Welcome to the forum. We have lots of people dealing with bites, and lots of ways people find success in dealing with theses issues. You've gotten great advice, and I will try and add my take to, for trying to help.
First take a deep breath, this took awhile to get to this point, and it's going to take some time to fix.
The first thing I would suggest, is doing observations. Objective observations, were you try to forget what you think is going on, and try to observe with new eyes. You might be surprised at what you observe. I did this when I had some agression going on in my flock, and I was suprised that my observation revealed different issue than I thought.
Second I think this conure had no home base. So there is insecurities, and trying to control the whole home environment. I would suggest going to Amazon and buying one of those large box style cages they have for around 100 bucks or so. Make sure it high off the floor, I got one by mistake that is much lower to floor than my other ones and the birds hate it. Set it up with a lot of short perches, and only one that goes the whole length of the cage. Set up so he can bounce from perch to perch around the cage. Make one high corner, that is shielded by toys, so he can retreat there out of sight. Then also attach many perches on the top of the cage, and if you like , use the vertical space above the cage , by useing a ceiling hook, and fishing line to hang a bungie or rope hoop, so it hanged just a couple of inches higher then the rope perche's you have on top of the cage. This is now his territory. Start keeping him caged during the day when you are away, and at night. If he is cage agressive, that's ok, it's his cage, just let him out before you mess with stuff. Still have him out when you are home. Do not let the budgie be free while he is caged, or the budgie will land in the cage and be injured. You can get clear arclic sheets at home Depot for around 20 bucks to out on top of the cage, to help protect the Budgie feet if he land in cage while the GCC is inside..
I think doing this will give your GCC a place to call his own, and make the rest of the house neutral.
I would also set up 3 areas in the house ( living room) that at his places to hang out. Pet supermarket and probably online or other stores sell tall metal stands that you can attach big rope hoops to. They are good because you can move them to places you want. One again you can use ceiling hook and fishing line to hang bungie Orr hoops in different locations. Try to hang at eye level. I have two over my breakfast bar, with cheap dollar store trays underneath. This gives your GCC places to fly to, and feel secure. Zip tie some treat sticks, millit and toys that are easy to shred to them. All my birds are flighted, and use these exclusively, instead if random places around the house or furniture. And will help with security for your GCC, places to feel safe.

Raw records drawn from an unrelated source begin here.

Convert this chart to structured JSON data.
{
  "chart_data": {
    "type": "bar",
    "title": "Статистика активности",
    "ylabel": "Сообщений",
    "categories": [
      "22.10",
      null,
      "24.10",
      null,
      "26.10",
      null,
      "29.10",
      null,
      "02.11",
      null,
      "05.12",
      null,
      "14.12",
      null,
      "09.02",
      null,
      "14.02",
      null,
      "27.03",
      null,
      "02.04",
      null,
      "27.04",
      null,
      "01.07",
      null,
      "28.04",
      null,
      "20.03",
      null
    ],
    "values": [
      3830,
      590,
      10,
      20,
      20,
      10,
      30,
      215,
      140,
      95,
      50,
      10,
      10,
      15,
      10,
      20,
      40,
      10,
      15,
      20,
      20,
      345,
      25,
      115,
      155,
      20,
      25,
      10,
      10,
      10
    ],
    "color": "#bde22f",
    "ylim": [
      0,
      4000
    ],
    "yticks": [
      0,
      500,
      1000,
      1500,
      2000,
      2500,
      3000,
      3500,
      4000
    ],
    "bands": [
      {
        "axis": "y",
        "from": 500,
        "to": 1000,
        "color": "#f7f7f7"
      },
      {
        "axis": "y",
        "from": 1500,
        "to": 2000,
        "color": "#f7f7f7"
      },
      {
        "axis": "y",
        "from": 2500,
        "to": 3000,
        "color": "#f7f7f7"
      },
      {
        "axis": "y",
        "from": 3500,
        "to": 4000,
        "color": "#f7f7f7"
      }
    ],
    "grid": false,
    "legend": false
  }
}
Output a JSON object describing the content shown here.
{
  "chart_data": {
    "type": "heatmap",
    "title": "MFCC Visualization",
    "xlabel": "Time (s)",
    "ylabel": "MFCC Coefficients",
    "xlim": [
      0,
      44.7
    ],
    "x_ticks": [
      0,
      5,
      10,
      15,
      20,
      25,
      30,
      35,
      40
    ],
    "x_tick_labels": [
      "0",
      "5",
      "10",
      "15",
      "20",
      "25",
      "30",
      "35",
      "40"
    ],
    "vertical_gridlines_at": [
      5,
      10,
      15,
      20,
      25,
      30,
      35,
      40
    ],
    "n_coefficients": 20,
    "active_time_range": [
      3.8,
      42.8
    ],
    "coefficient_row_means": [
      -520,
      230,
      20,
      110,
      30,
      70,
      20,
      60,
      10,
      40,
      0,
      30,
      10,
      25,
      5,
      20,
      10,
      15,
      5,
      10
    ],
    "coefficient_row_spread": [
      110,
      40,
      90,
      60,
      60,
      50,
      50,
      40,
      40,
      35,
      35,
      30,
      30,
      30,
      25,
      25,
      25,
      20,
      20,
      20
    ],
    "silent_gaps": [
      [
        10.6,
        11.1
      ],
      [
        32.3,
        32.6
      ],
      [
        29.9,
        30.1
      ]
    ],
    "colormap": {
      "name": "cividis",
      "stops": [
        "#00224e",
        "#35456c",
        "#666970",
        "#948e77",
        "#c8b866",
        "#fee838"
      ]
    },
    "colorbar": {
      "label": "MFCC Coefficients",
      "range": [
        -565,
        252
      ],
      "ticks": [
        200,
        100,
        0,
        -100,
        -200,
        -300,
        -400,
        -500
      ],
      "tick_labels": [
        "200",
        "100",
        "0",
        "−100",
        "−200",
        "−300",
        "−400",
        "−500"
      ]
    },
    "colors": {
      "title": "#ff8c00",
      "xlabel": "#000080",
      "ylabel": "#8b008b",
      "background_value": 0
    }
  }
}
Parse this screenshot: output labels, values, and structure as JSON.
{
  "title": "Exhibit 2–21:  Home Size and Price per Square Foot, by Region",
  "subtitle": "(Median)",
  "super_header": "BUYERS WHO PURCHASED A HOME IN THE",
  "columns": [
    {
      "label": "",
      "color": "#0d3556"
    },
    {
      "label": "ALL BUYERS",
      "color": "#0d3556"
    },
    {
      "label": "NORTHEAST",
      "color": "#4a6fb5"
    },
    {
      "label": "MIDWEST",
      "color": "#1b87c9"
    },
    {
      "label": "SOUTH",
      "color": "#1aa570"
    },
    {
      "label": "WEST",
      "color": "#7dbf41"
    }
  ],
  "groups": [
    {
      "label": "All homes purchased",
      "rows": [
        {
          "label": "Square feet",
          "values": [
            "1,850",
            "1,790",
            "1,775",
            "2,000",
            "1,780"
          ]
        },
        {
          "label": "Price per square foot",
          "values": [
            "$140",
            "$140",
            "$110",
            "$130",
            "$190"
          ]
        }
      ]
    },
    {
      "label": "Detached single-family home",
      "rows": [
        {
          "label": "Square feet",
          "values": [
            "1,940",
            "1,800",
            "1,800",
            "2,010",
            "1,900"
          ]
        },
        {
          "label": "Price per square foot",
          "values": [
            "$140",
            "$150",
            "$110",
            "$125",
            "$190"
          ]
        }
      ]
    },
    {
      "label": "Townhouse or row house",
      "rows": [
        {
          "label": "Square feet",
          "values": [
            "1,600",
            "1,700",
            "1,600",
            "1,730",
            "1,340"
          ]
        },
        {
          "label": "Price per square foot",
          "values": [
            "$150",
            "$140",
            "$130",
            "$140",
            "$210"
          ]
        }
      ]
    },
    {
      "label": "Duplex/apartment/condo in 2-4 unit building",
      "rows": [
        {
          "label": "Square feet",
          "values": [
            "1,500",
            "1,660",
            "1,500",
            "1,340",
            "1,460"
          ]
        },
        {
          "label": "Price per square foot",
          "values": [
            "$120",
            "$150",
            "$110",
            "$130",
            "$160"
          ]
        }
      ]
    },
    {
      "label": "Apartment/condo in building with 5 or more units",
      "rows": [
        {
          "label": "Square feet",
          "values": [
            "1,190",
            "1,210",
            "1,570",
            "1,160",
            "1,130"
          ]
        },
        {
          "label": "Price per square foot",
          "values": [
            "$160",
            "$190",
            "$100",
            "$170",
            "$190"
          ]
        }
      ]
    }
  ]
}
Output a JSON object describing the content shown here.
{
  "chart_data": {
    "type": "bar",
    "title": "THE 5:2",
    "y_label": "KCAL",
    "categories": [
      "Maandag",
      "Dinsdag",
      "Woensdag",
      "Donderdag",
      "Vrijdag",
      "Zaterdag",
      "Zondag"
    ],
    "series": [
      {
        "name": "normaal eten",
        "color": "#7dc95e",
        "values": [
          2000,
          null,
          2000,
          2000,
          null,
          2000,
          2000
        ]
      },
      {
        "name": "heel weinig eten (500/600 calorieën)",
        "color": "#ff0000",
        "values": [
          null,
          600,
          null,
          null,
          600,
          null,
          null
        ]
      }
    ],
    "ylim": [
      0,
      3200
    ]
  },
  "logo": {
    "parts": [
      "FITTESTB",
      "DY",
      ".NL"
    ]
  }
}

Start over with your bird, as though it's the first day you brought him home. Spend time bonding to him. Hand feed treats everytime to you go to say hi. Take him on a tour of the places you set up for him. Praise him for useing those places. Reintroduce him to everyone in the house, abdvitget pets. Create morning rituals, everyone's says good morning to the bird when they get up. Everyone says goodbye when they leave the house, and everyone says hello when they return to the house. It allows the bird to feel part of the flock, and respected. It helps provide security on what to expect, things feel more controlled to the bird.
Set aside a time if the day , you think you can stuck to , that is just you and your bird. Try for a half-hour at least. Hopefully a place that is out of sight of your husband and other pets. Or maybe you get up a half hour early and it's just you and your bird. My GCC chose 830 pm as her mommy and me time. We snuggle, and she chats about her day, sometimes at first she stops around and sounds like she complaining about her life, then she is ready to cuddle. If she doesn't get this time she is one angry and mean bird!
Putva treat dish on top of the cage, and one inside. Your husband , and you, always place a " safflower seed" or treat in the dish when you come and say hi. Your husband should do this many times a day. Always use the same phrases like hello " name" . For sure always do this when you come home, and as you leave. Hopefully , go slow, your husband can work up to giving them by hand.
See if you and your husband and you can share meals with the bird. It's a great flock activity, and bonding.
I'm going to look for some links I have. That I think will be helpful. You can do this! I have had some bad times with my GCC and we have worked passed them.